On November 20, 2008, at the reading of a presumed-dead Katherine's will, Esther inherited 1/10 of 1 percent of Katherine's 1 billion dollar estate (1 million dollars) as well as Katherine's half-ownership of the Chancellor Estate. Esther was now financially secure for life and can enjoy the life of luxury living in her newly owned mansion. At the same time, Esther went out on a date with Roger Wilkes (David Leisure), with whom she became engaged after only a few dates. Esther seems completely unaware of the fact that Roger is scamming her. Esther and Roger eventually married, but their marriage was declared invalid after it became clear that Roger was in fact a bigamist. It was soon discovered that Katherine was actually alive. Esther now takes great joy in being a grandmother to Chloe's daughter, Delia.

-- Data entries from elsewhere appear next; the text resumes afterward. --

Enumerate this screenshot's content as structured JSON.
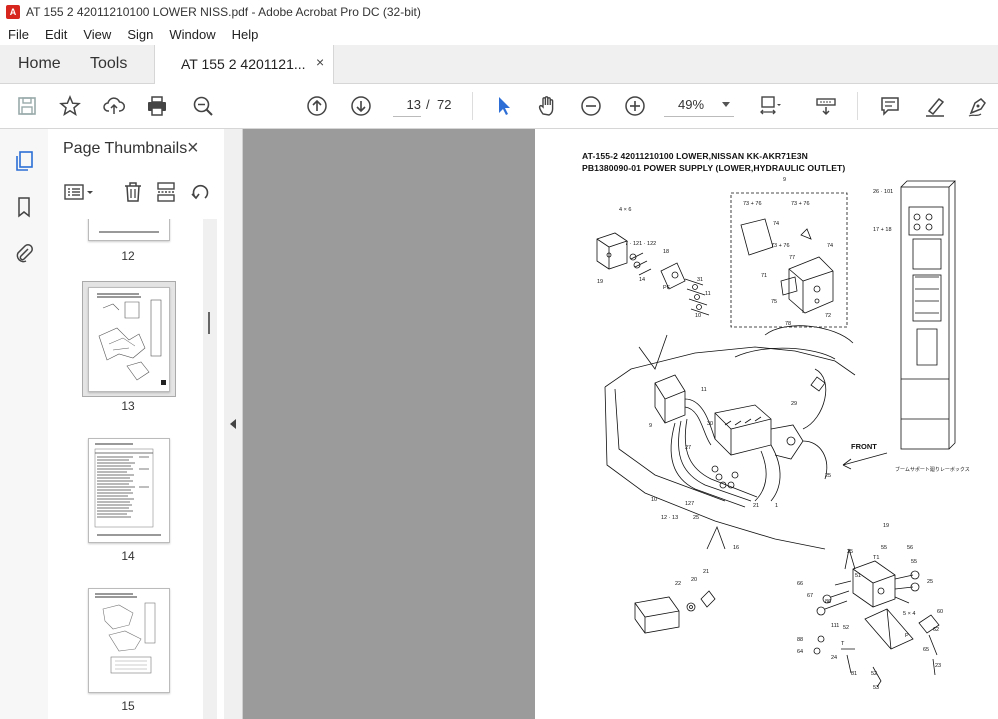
{
  "window": {
    "title": "AT 155 2 42011210100 LOWER NISS.pdf - Adobe Acrobat Pro DC (32-bit)"
  },
  "menu": [
    "File",
    "Edit",
    "View",
    "Sign",
    "Window",
    "Help"
  ],
  "tabs": {
    "home": "Home",
    "tools": "Tools",
    "doc": "AT 155 2 4201121...",
    "close": "×"
  },
  "toolbar": {
    "current_page": "13",
    "page_sep": "/",
    "total_pages": "72",
    "zoom": "49%"
  },
  "panel": {
    "title": "Page Thumbnails",
    "close": "×"
  },
  "thumbnails": [
    {
      "label": "12"
    },
    {
      "label": "13",
      "selected": true
    },
    {
      "label": "14"
    },
    {
      "label": "15"
    }
  ],
  "page": {
    "line1": "AT-155-2 42011210100 LOWER,NISSAN KK-AKR71E3N",
    "line2": "PB1380090-01 POWER SUPPLY (LOWER,HYDRAULIC OUTLET)",
    "front_label": "FRONT",
    "caption_jp": "ブームサポート廻りレーボックス"
  },
  "colors": {
    "accent": "#2c6ed5",
    "viewer_bg": "#9b9b9b",
    "tab_bg": "#f0f0f0"
  }
}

In recent years, Esther has dealt with many losses. First, her longtime boss, Katherine Chancellor died. She left Esther a generous salary with the stipulation that she continue keeping house at the Chancellor Mansion. Shortly thereafter, her granddaughter, Delia was killed in a hit and run by Adam Newman (Michael Muhney, later Justin Hartley and Mark Grossman).

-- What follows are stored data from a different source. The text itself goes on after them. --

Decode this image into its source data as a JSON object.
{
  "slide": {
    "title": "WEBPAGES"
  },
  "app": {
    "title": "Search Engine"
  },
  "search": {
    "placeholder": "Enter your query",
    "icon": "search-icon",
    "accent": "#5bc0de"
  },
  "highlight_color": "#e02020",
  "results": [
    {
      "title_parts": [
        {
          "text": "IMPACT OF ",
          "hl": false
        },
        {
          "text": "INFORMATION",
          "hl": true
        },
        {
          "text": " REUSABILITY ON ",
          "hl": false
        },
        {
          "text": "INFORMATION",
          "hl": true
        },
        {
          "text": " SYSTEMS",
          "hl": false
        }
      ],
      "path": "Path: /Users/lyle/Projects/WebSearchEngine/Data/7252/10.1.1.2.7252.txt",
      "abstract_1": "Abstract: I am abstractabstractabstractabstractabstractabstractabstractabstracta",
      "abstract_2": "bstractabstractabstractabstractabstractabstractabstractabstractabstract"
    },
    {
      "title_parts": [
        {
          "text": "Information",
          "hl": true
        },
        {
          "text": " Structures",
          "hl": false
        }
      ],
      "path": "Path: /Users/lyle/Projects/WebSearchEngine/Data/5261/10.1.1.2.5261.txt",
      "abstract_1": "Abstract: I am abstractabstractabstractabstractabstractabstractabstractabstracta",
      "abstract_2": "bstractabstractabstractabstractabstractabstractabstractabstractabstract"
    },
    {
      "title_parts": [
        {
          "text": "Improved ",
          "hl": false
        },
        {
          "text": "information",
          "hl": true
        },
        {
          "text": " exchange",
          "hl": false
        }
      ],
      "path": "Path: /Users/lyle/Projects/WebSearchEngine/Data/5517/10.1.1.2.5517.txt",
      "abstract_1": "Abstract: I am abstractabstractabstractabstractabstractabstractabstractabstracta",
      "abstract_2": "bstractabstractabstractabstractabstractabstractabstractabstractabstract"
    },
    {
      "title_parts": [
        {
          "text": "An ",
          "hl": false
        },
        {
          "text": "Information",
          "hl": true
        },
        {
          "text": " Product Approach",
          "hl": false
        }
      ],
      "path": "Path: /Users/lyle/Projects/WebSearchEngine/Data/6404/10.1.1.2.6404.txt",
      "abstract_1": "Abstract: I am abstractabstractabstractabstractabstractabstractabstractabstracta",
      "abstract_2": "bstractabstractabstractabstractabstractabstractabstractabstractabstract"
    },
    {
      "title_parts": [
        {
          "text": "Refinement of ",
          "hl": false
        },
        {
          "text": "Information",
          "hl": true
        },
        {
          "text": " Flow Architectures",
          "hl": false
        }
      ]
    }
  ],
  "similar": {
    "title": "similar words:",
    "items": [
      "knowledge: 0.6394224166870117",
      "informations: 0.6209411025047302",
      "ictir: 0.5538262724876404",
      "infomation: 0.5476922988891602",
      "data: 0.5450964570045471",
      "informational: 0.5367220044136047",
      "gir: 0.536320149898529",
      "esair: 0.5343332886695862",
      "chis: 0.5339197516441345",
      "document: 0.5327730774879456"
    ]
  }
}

Esther ends up leaving her job at the Chancellor Mansion, unable to deal with Colin, who she claims was making passes at her, though this was never proven. She takes a job as a barista at Crimson Lights under owner Dylan McAvoy.

Jill, realizing how much she misses Esther, hires her back, and she now works as the housekeeper at Chancellor Mansion once again.

==Reception==

Tommy Garrett of Canyon News praised Linder's portrayal of Esther when the character was grieving over the loss of Katherine Chancellor in 2008. Garrett wrote: "She’s bringing the show the much needed and deserved attention it’s been wanting for months with a role that continues getting better by the day." He added that continually she "amazes" audiences and critics with her performance. In 2019, writers from Soap Opera Digest praised Linder's performance of Esther reuniting with Chloe, which they cited as one of the most memorable performances in American soap operas of 2019.